A state government report said on Friday that California's homicide rate fell by 7.8 percent in 2010 to the lowest level since 1966, in-line with a U.S. drop in violent crimes that researchers have attributed in part to better police work.

The nation's most populous state had a homicide rate of 4.7 per 100,000 population, down from the year before when the rate was 5.1, said the California Department of Justice.

In another significant development, the homicide rate from 2001 to 2010 fell by a quarter, the agency said.

The decline in the number of killings in major California cities such as Los Angeles, where drug and gang violence decimated neighborhoods in the 1980s, comes as the nationwide murder rate has also been falling.

A report from the FBI said an estimated 14,748 people were murdered in the United States in 2010, which was a 4.2 percent decline from the year prior and an 8 percent drop from 2001.

Social science researchers have given many reasons for the years-long fall in murders and violent crime, but many admit to being baffled.

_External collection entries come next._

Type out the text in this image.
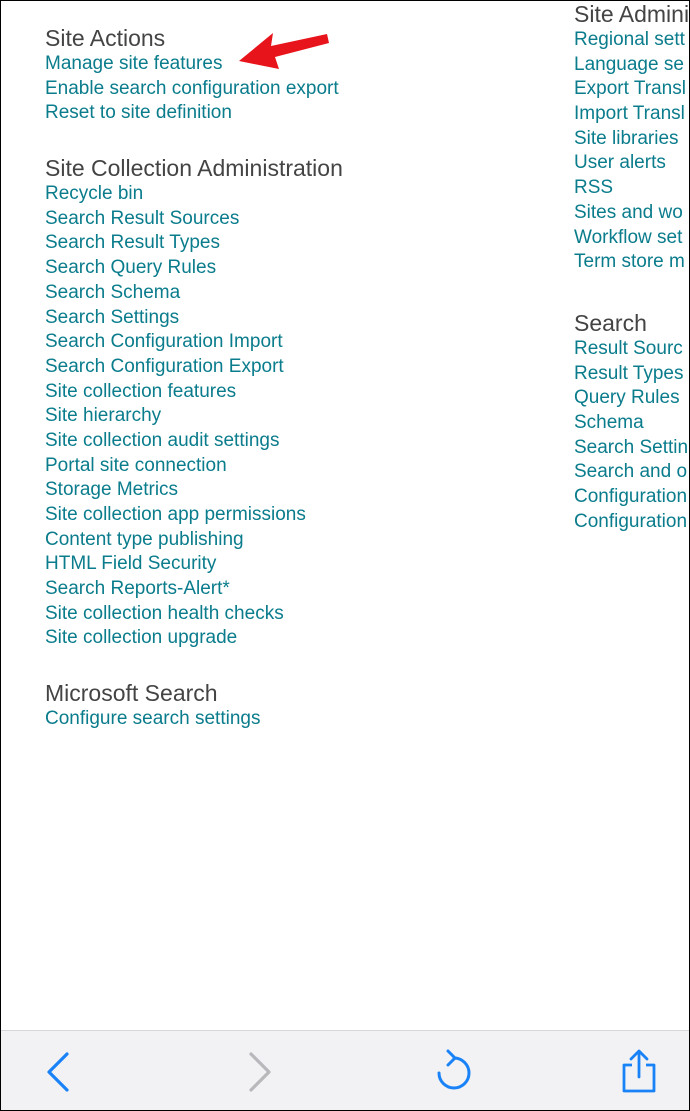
Site Actions
Manage site features
Enable search configuration export
Reset to site definition
Site Collection Administration
Recycle bin
Search Result Sources
Search Result Types
Search Query Rules
Search Schema
Search Settings
Search Configuration Import
Search Configuration Export
Site collection features
Site hierarchy
Site collection audit settings
Portal site connection
Storage Metrics
Site collection app permissions
Content type publishing
HTML Field Security
Search Reports-Alert*
Site collection health checks
Site collection upgrade
Microsoft Search
Configure search settings
Site Admini
Regional sett
Language se
Export Transl
Import Transl
Site libraries
User alerts
RSS
Sites and wo
Workflow set
Term store m
Search
Result Sourc
Result Types
Query Rules
Schema
Search Settin
Search and o
Configuration
Configuration
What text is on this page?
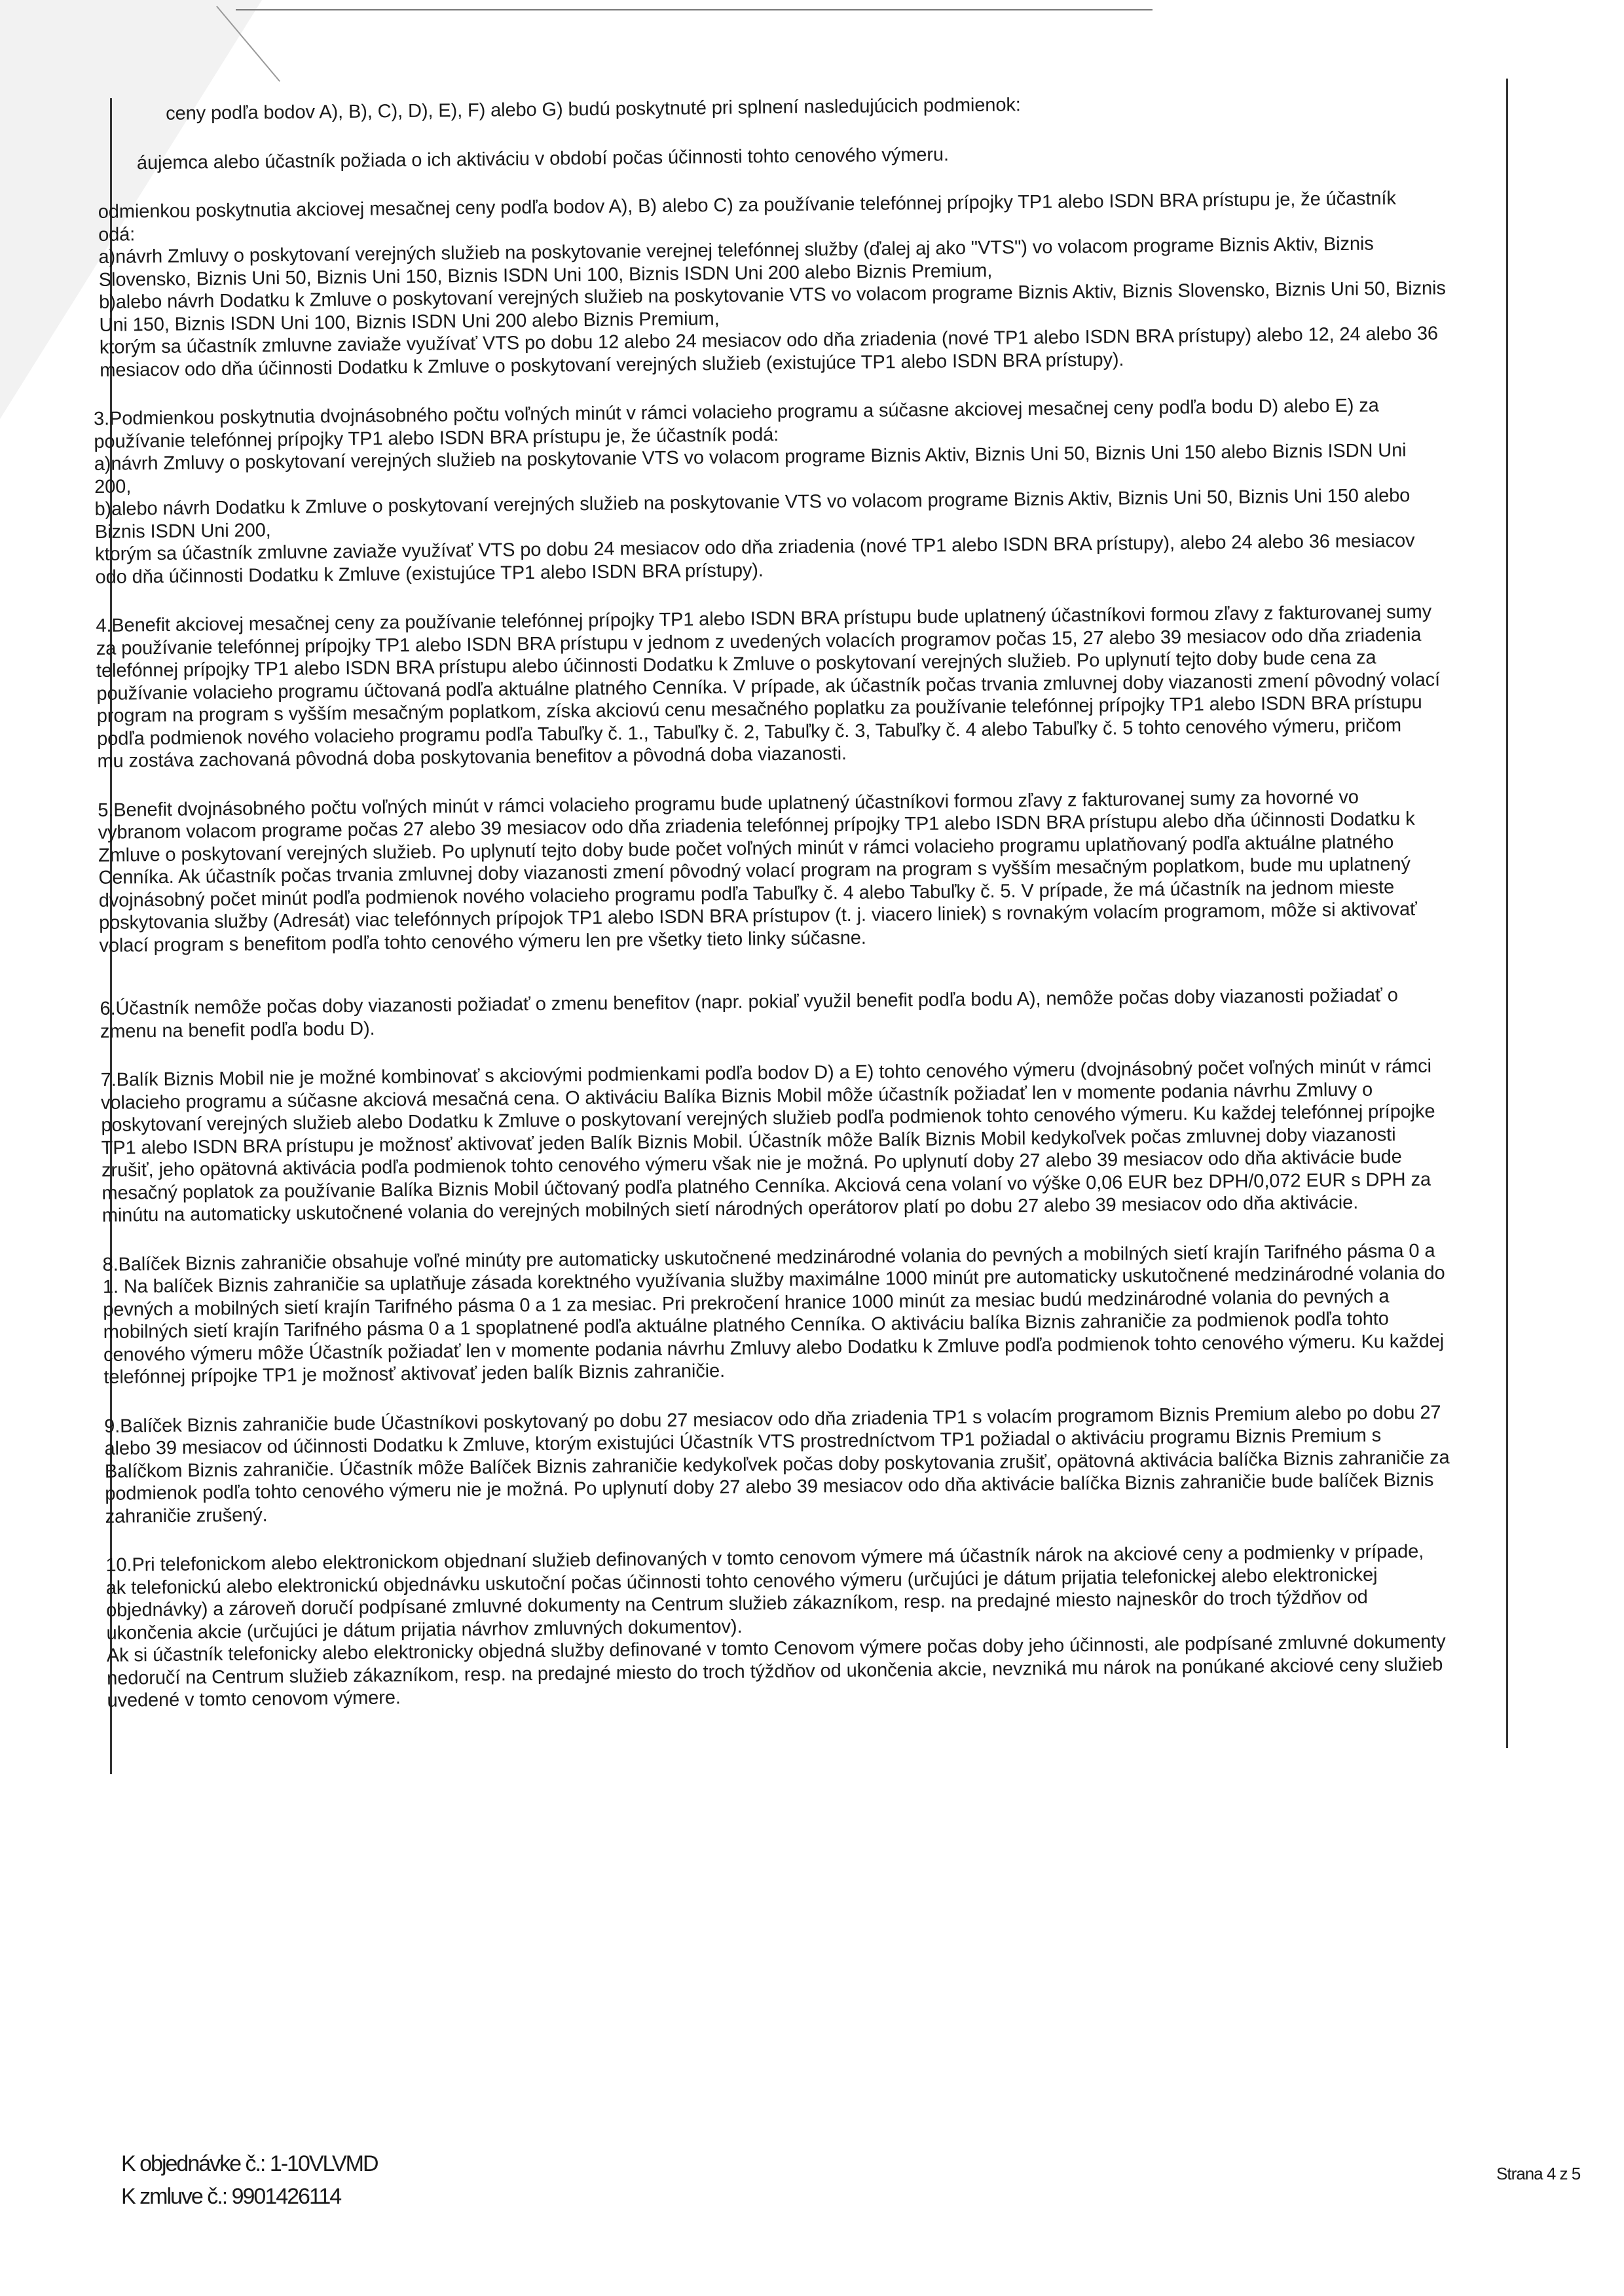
ceny podľa bodov A), B), C), D), E), F) alebo G) budú poskytnuté pri splnení nasledujúcich podmienok:

áujemca alebo účastník požiada o ich aktiváciu v období počas účinnosti tohto cenového výmeru.

odmienkou poskytnutia akciovej mesačnej ceny podľa bodov A), B) alebo C) za používanie telefónnej prípojky TP1 alebo ISDN BRA prístupu je, že účastník
odá:
a)návrh Zmluvy o poskytovaní verejných služieb na poskytovanie verejnej telefónnej služby (ďalej aj ako "VTS") vo volacom programe Biznis Aktiv, Biznis
Slovensko, Biznis Uni 50, Biznis Uni 150, Biznis ISDN Uni 100, Biznis ISDN Uni 200 alebo Biznis Premium,
b)alebo návrh Dodatku k Zmluve o poskytovaní verejných služieb na poskytovanie VTS vo volacom programe Biznis Aktiv, Biznis Slovensko, Biznis Uni 50, Biznis
Uni 150, Biznis ISDN Uni 100, Biznis ISDN Uni 200 alebo Biznis Premium,
ktorým sa účastník zmluvne zaviaže využívať VTS po dobu 12 alebo 24 mesiacov odo dňa zriadenia (nové TP1 alebo ISDN BRA prístupy) alebo 12, 24 alebo 36
mesiacov odo dňa účinnosti Dodatku k Zmluve o poskytovaní verejných služieb (existujúce TP1 alebo ISDN BRA prístupy).

3.Podmienkou poskytnutia dvojnásobného počtu voľných minút v rámci volacieho programu a súčasne akciovej mesačnej ceny podľa bodu D) alebo E) za
používanie telefónnej prípojky TP1 alebo ISDN BRA prístupu je, že účastník podá:
a)návrh Zmluvy o poskytovaní verejných služieb na poskytovanie VTS vo volacom programe Biznis Aktiv, Biznis Uni 50, Biznis Uni 150 alebo Biznis ISDN Uni
200,
b)alebo návrh Dodatku k Zmluve o poskytovaní verejných služieb na poskytovanie VTS vo volacom programe Biznis Aktiv, Biznis Uni 50, Biznis Uni 150 alebo
Biznis ISDN Uni 200,
ktorým sa účastník zmluvne zaviaže využívať VTS po dobu 24 mesiacov odo dňa zriadenia (nové TP1 alebo ISDN BRA prístupy), alebo 24 alebo 36 mesiacov
odo dňa účinnosti Dodatku k Zmluve (existujúce TP1 alebo ISDN BRA prístupy).

4.Benefit akciovej mesačnej ceny za používanie telefónnej prípojky TP1 alebo ISDN BRA prístupu bude uplatnený účastníkovi formou zľavy z fakturovanej sumy
za používanie telefónnej prípojky TP1 alebo ISDN BRA prístupu v jednom z uvedených volacích programov počas 15, 27 alebo 39 mesiacov odo dňa zriadenia
telefónnej prípojky TP1 alebo ISDN BRA prístupu alebo účinnosti Dodatku k Zmluve o poskytovaní verejných služieb. Po uplynutí tejto doby bude cena za
používanie volacieho programu účtovaná podľa aktuálne platného Cenníka. V prípade, ak účastník počas trvania zmluvnej doby viazanosti zmení pôvodný volací
program na program s vyšším mesačným poplatkom, získa akciovú cenu mesačného poplatku za používanie telefónnej prípojky TP1 alebo ISDN BRA prístupu
podľa podmienok nového volacieho programu podľa Tabuľky č. 1., Tabuľky č. 2, Tabuľky č. 3, Tabuľky č. 4 alebo Tabuľky č. 5 tohto cenového výmeru, pričom
mu zostáva zachovaná pôvodná doba poskytovania benefitov a pôvodná doba viazanosti.

5.Benefit dvojnásobného počtu voľných minút v rámci volacieho programu bude uplatnený účastníkovi formou zľavy z fakturovanej sumy za hovorné vo
vybranom volacom programe počas 27 alebo 39 mesiacov odo dňa zriadenia telefónnej prípojky TP1 alebo ISDN BRA prístupu alebo dňa účinnosti Dodatku k
Zmluve o poskytovaní verejných služieb. Po uplynutí tejto doby bude počet voľných minút v rámci volacieho programu uplatňovaný podľa aktuálne platného
Cenníka. Ak účastník počas trvania zmluvnej doby viazanosti zmení pôvodný volací program na program s vyšším mesačným poplatkom, bude mu uplatnený
dvojnásobný počet minút podľa podmienok nového volacieho programu podľa Tabuľky č. 4 alebo Tabuľky č. 5. V prípade, že má účastník na jednom mieste
poskytovania služby (Adresát) viac telefónnych prípojok TP1 alebo ISDN BRA prístupov (t. j. viacero liniek) s rovnakým volacím programom, môže si aktivovať
volací program s benefitom podľa tohto cenového výmeru len pre všetky tieto linky súčasne.

6.Účastník nemôže počas doby viazanosti požiadať o zmenu benefitov (napr. pokiaľ využil benefit podľa bodu A), nemôže počas doby viazanosti požiadať o
zmenu na benefit podľa bodu D).

7.Balík Biznis Mobil nie je možné kombinovať s akciovými podmienkami podľa bodov D) a E) tohto cenového výmeru (dvojnásobný počet voľných minút v rámci
volacieho programu a súčasne akciová mesačná cena. O aktiváciu Balíka Biznis Mobil môže účastník požiadať len v momente podania návrhu Zmluvy o
poskytovaní verejných služieb alebo Dodatku k Zmluve o poskytovaní verejných služieb podľa podmienok tohto cenového výmeru. Ku každej telefónnej prípojke
TP1 alebo ISDN BRA prístupu je možnosť aktivovať jeden Balík Biznis Mobil. Účastník môže Balík Biznis Mobil kedykoľvek počas zmluvnej doby viazanosti
zrušiť, jeho opätovná aktivácia podľa podmienok tohto cenového výmeru však nie je možná. Po uplynutí doby 27 alebo 39 mesiacov odo dňa aktivácie bude
mesačný poplatok za používanie Balíka Biznis Mobil účtovaný podľa platného Cenníka. Akciová cena volaní vo výške 0,06 EUR bez DPH/0,072 EUR s DPH za
minútu na automaticky uskutočnené volania do verejných mobilných sietí národných operátorov platí po dobu 27 alebo 39 mesiacov odo dňa aktivácie.

8.Balíček Biznis zahraničie obsahuje voľné minúty pre automaticky uskutočnené medzinárodné volania do pevných a mobilných sietí krajín Tarifného pásma 0 a
1. Na balíček Biznis zahraničie sa uplatňuje zásada korektného využívania služby maximálne 1000 minút pre automaticky uskutočnené medzinárodné volania do
pevných a mobilných sietí krajín Tarifného pásma 0 a 1 za mesiac. Pri prekročení hranice 1000 minút za mesiac budú medzinárodné volania do pevných a
mobilných sietí krajín Tarifného pásma 0 a 1 spoplatnené podľa aktuálne platného Cenníka. O aktiváciu balíka Biznis zahraničie za podmienok podľa tohto
cenového výmeru môže Účastník požiadať len v momente podania návrhu Zmluvy alebo Dodatku k Zmluve podľa podmienok tohto cenového výmeru. Ku každej
telefónnej prípojke TP1 je možnosť aktivovať jeden balík Biznis zahraničie.

9.Balíček Biznis zahraničie bude Účastníkovi poskytovaný po dobu 27 mesiacov odo dňa zriadenia TP1 s volacím programom Biznis Premium alebo po dobu 27
alebo 39 mesiacov od účinnosti Dodatku k Zmluve, ktorým existujúci Účastník VTS prostredníctvom TP1 požiadal o aktiváciu programu Biznis Premium s
Balíčkom Biznis zahraničie. Účastník môže Balíček Biznis zahraničie kedykoľvek počas doby poskytovania zrušiť, opätovná aktivácia balíčka Biznis zahraničie za
podmienok podľa tohto cenového výmeru nie je možná. Po uplynutí doby 27 alebo 39 mesiacov odo dňa aktivácie balíčka Biznis zahraničie bude balíček Biznis
zahraničie zrušený.

10.Pri telefonickom alebo elektronickom objednaní služieb definovaných v tomto cenovom výmere má účastník nárok na akciové ceny a podmienky v prípade,
ak telefonickú alebo elektronickú objednávku uskutoční počas účinnosti tohto cenového výmeru (určujúci je dátum prijatia telefonickej alebo elektronickej
objednávky) a zároveň doručí podpísané zmluvné dokumenty na Centrum služieb zákazníkom, resp. na predajné miesto najneskôr do troch týždňov od
ukončenia akcie (určujúci je dátum prijatia návrhov zmluvných dokumentov).
Ak si účastník telefonicky alebo elektronicky objedná služby definované v tomto Cenovom výmere počas doby jeho účinnosti, ale podpísané zmluvné dokumenty
nedoručí na Centrum služieb zákazníkom, resp. na predajné miesto do troch týždňov od ukončenia akcie, nevzniká mu nárok na ponúkané akciové ceny služieb
uvedené v tomto cenovom výmere.

K objednávke č.: 1-10VLVMD
K zmluve č.: 9901426114
Strana 4 z 5
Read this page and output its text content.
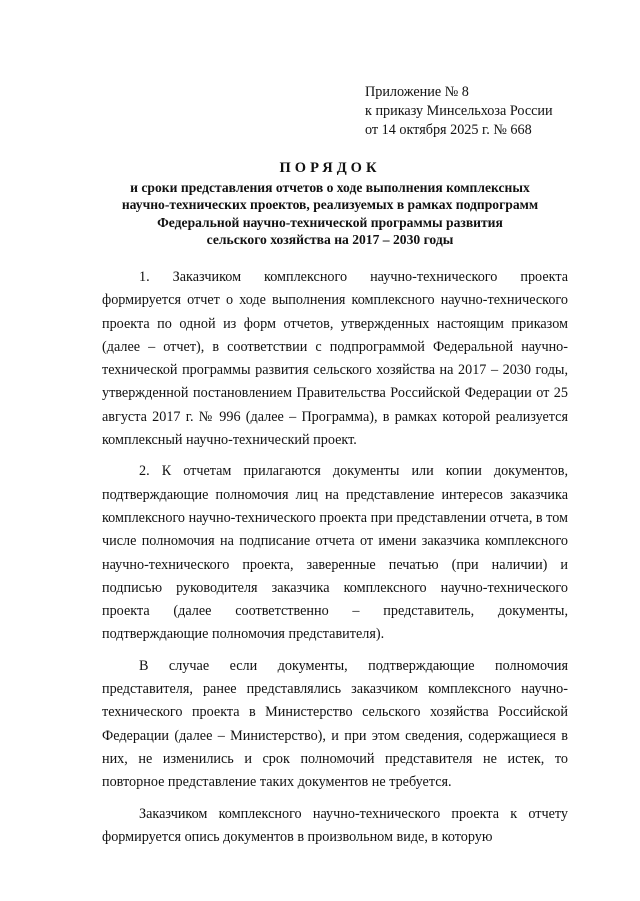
Приложение № 8
к приказу Минсельхоза России
от 14 октября 2025 г. № 668
ПОРЯДОК
и сроки представления отчетов о ходе выполнения комплексных
научно-технических проектов, реализуемых в рамках подпрограмм
Федеральной научно-технической программы развития
сельского хозяйства на 2017 – 2030 годы

1. Заказчиком комплексного научно-технического проекта формируется отчет о ходе выполнения комплексного научно-технического проекта по одной из форм отчетов, утвержденных настоящим приказом (далее – отчет), в соответствии с подпрограммой Федеральной научно-технической программы развития сельского хозяйства на 2017 – 2030 годы, утвержденной постановлением Правительства Российской Федерации от 25 августа 2017 г. № 996 (далее – Программа), в рамках которой реализуется комплексный научно-технический проект.

2. К отчетам прилагаются документы или копии документов, подтверждающие полномочия лиц на представление интересов заказчика комплексного научно-технического проекта при представлении отчета, в том числе полномочия на подписание отчета от имени заказчика комплексного научно-технического проекта, заверенные печатью (при наличии) и подписью руководителя заказчика комплексного научно-технического проекта (далее соответственно – представитель, документы, подтверждающие полномочия представителя).

В случае если документы, подтверждающие полномочия представителя, ранее представлялись заказчиком комплексного научно-технического проекта в Министерство сельского хозяйства Российской Федерации (далее – Министерство), и при этом сведения, содержащиеся в них, не изменились и срок полномочий представителя не истек, то повторное представление таких документов не требуется.

Заказчиком комплексного научно-технического проекта к отчету формируется опись документов в произвольном виде, в которую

"It's a riddle," said George Tita, a professor of criminology, law, society and planning at the University of California, Irvine.

"A lot of our social science theories would predict that when the economy is bad and increasing the level of strain and frustration among people, that it's more likely to lead to violence," Tita said.

But the opposite has happened, as reachers note that violent crimes rates decreased in the United States even as the country struggled with a recession, and then a sluggish economic recovery.

A spokeswoman for the California Department of Justice said the agency could not provide reasons for the drop in homicides to the lowest level since 1966.

A main factor appears to be smarter policing and better law enforcement tactics, Tita said. Police chiefs are "more efficient in allocating resources to problem areas" by using data and technology, he said.

CRACK BURN-OUT

Mark Kleiman, professor of public policy at the University of California, Los Angeles, said the period from 1965 to 1994 saw an unusually high amount of crimes.

"One way to think of it is we're getting back closer to historical norms," he said. "... The crack (cocaine) epidemic has largely burned itself out."

Researchers also point to the high rate of incarceration as a reason for the decline.

California has about 150,000 people in custody, and it has placed so many convicts behind bars that the U.S. Supreme Court in May ordered state officials to release inmates and take other steps, because of overcrowding in prisons.

Thousands of state inmates are being transferred to county jails to reduce pressure on the clogged prison system.

The California Department of Justice report on homicides said that in 2010, 80 percent of those killed by homicide were men and boys.

The breakdown along racial lines of murder victims provided by the state agency compared to population data from the 2010 U.S. census suggests that African-Americans in California are far more likely to be murder victims than whites.

Only 18 percent of California victims were white compared with 40 percent of the population, while 30 percent of victims were black compared with only six percent of the population. Hispanics accounted for 45 percent of homicides compared with 38 percent of the population.

The vast majority of the state's homicides involved guns, and among those killings in which investigators uncovered the contributing circumstances, 36 percent were gang related, the report said.

The Department of Justice said its 2010 homicide figures are the most recent available.